Zeszłam na dół z maszyną do pisania, odpaliłam iluminacje, polałam sobie tego wina, co mi zostało z gotowania mojego pierwszego w życiu bigosu i mam coś do POWIEDZENIA.
To było prawie dwa lata temu.
Latem 2017 złożyła mi się w głowie książka. W wakacyjne wieczory wychodziłam na rower i jeździłam po okolicy, która nie była jeszcze wtedy tak - nomen omen - dzika* jak teraz. Pęd powietrza układał mi w głowie najpierw pomysły na ilustracje, potem powiązał te obrazki w jakiś ciąg aż jednego wieczoru klamra się spięła.
Pół roku później umówiłam się na spotkanie w pewnym studiu graficznym.
Chciałam, żeby ktoś, kto to umie, złożył moje gotowe już ilustracje w sensowną całość.
Państwo Graficy przyjęli mnie uprzejmie, zawodowo tłumiąc to, co się pcha niektórym fachurom na usta: łoesukobieto, przesz można by to na tablecie w dwie godziny zamiast dziergać szydełkiem tygodniami.
Państwo pokazywali mi książki, które opracowali - znane, uznane i modne - i w pewnym momencie Pan Grafik zapytał: - a myślała pani, do jakiego wydawnictwa chciałaby z tym pójść?
Łyknęłam wody ze szklanki, bo to zawsze daje kilka nanosekund na namysł.
W tym czasie w mojej głowie imperium rzymskie powstało i upadło, Karol Młot odwrócił kotka, Otton przechrzcił, Szwedzi doślizgali się po Bałtyku do Polski i nazad, Rejtan się rzucił, Dziadek wychynął z Sulejówka żeby zeszyć mu koszulę, zbudowano Gdynię, potem Warszawę, i w tej Warszawie, w kamienicy, z widokiem na podwórko połykałam ostanie krople wody.
Tym modnym Państwu wstydziłam się bowiem powiedzieć, że mam takie marzenie z dzieciństwa - pańcia pod czterdziestkę, która przez ostatnie piętnaście lat wieszała pranie albo dzieciom w przedszkolu odkręcała klej w sztyfcie - no więc od dzieciństwa miałam takie marzenie, a wtedy była tylko KAW i...
- ...Nasza Księgarnia?
Pamiętacie to logo w kształcie mydła? Serię z kotem w butach?
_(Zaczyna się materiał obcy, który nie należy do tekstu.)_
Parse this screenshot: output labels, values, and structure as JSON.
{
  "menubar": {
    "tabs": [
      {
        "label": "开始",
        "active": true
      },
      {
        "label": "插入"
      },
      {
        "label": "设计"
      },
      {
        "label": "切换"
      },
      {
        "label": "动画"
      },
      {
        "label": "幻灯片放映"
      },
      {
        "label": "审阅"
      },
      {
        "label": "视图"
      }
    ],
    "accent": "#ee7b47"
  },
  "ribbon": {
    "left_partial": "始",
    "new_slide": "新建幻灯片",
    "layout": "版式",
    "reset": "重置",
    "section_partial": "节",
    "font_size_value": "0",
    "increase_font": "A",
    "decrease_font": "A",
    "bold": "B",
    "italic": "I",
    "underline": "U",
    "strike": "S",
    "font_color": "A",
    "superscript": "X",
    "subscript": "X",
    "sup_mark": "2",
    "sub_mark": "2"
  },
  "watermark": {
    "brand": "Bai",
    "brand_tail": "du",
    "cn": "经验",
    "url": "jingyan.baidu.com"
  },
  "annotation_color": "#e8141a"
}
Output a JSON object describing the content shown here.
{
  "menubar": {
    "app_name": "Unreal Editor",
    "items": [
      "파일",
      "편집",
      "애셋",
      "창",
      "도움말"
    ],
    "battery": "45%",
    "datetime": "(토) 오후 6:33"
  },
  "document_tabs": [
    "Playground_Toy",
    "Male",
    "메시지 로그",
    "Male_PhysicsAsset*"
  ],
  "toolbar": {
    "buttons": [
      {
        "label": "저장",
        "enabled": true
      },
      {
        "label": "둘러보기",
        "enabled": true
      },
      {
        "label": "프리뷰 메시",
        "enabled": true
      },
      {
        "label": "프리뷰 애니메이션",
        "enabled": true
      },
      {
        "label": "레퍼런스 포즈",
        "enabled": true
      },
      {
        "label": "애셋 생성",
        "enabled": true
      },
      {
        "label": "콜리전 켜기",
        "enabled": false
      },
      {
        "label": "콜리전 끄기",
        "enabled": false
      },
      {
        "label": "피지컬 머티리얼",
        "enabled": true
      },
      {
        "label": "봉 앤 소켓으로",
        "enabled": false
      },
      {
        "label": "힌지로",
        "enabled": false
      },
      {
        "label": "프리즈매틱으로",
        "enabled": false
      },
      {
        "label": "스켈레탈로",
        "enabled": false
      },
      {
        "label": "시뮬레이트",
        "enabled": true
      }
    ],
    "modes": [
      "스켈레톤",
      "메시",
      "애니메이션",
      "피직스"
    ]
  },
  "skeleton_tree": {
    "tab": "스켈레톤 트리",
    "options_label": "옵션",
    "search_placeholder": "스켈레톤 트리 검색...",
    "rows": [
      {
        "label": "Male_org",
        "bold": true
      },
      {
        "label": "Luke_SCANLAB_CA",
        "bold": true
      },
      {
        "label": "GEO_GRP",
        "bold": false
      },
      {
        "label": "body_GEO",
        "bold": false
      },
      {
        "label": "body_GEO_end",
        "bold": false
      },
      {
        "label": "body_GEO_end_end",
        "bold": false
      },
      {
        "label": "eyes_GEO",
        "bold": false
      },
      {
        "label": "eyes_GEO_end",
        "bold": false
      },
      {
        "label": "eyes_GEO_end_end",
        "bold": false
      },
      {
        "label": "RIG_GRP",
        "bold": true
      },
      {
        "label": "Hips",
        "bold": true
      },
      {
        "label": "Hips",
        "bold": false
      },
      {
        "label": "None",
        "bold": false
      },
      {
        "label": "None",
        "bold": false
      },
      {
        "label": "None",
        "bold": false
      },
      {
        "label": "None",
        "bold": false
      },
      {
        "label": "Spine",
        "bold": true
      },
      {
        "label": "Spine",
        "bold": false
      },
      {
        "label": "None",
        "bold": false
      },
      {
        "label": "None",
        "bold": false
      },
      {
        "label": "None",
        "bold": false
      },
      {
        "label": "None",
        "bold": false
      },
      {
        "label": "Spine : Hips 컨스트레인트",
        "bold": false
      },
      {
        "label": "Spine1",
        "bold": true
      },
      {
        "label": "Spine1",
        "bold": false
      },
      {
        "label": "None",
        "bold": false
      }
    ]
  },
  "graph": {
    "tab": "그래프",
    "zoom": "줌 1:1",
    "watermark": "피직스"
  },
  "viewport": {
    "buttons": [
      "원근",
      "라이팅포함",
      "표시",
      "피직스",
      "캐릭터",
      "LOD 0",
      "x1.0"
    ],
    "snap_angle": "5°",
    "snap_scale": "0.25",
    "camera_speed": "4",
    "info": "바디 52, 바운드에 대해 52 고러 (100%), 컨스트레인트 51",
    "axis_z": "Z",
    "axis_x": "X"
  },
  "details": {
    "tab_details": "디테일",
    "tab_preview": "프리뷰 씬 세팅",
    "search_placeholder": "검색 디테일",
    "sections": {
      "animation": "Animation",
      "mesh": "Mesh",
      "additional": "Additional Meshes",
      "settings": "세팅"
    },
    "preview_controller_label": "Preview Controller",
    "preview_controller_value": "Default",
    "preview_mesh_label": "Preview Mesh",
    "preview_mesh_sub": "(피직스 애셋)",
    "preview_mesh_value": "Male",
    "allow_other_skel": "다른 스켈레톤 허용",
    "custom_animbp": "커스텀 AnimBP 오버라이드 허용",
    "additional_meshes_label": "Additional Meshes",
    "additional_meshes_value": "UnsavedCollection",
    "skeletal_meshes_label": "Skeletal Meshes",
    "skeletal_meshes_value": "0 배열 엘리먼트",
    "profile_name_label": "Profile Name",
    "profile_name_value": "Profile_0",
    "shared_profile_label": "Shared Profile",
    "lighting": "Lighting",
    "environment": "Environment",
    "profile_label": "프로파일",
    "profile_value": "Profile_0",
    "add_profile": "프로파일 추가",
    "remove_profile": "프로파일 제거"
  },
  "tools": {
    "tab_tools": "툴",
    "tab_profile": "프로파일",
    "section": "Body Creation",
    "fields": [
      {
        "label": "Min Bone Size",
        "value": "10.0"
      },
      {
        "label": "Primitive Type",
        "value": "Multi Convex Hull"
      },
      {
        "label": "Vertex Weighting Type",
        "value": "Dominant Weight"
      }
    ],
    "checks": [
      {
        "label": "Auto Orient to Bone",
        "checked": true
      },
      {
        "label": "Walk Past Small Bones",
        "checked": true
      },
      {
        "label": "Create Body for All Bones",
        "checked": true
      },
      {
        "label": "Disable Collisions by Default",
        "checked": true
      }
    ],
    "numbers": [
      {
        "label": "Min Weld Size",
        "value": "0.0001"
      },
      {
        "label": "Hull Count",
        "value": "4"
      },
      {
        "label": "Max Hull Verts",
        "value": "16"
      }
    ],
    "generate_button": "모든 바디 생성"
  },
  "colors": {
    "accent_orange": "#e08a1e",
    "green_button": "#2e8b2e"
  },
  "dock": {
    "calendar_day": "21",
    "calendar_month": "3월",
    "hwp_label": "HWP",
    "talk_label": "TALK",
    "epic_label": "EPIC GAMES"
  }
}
Bo o Poczytaj mi mamo nawet nie pytam.
Ja to powiedziałam: Nasza Księgarnia.
Na głos.
Potem znowu stało się mnóstwo rzeczy, mniej więcej tyle, co przy piciu wody w studiu graficznym ale już widziałam na własne oczy wydruk okładki z moim nazwiskiem i logo w kształcie mydła.
To nie będzie ta książka, którą wymyśliłam na rowerze, ale luuuudzie! - na wszystko jest czas pod słońcem.
Ale do puenty, Jarecka do puenty.
Chciałam powiedzieć, że warto na głos mówić, czego się chce i o czym się marzy.
Nie w myślach, na głos, patrząc prosto w oczy inne niż własne w lustrze.
Nie wiem dokładnie jak to działa ale kurcze - działa.
*Dzika okolica. Zdjęcie zrobione spod domu. Tak to wygląda codziennie.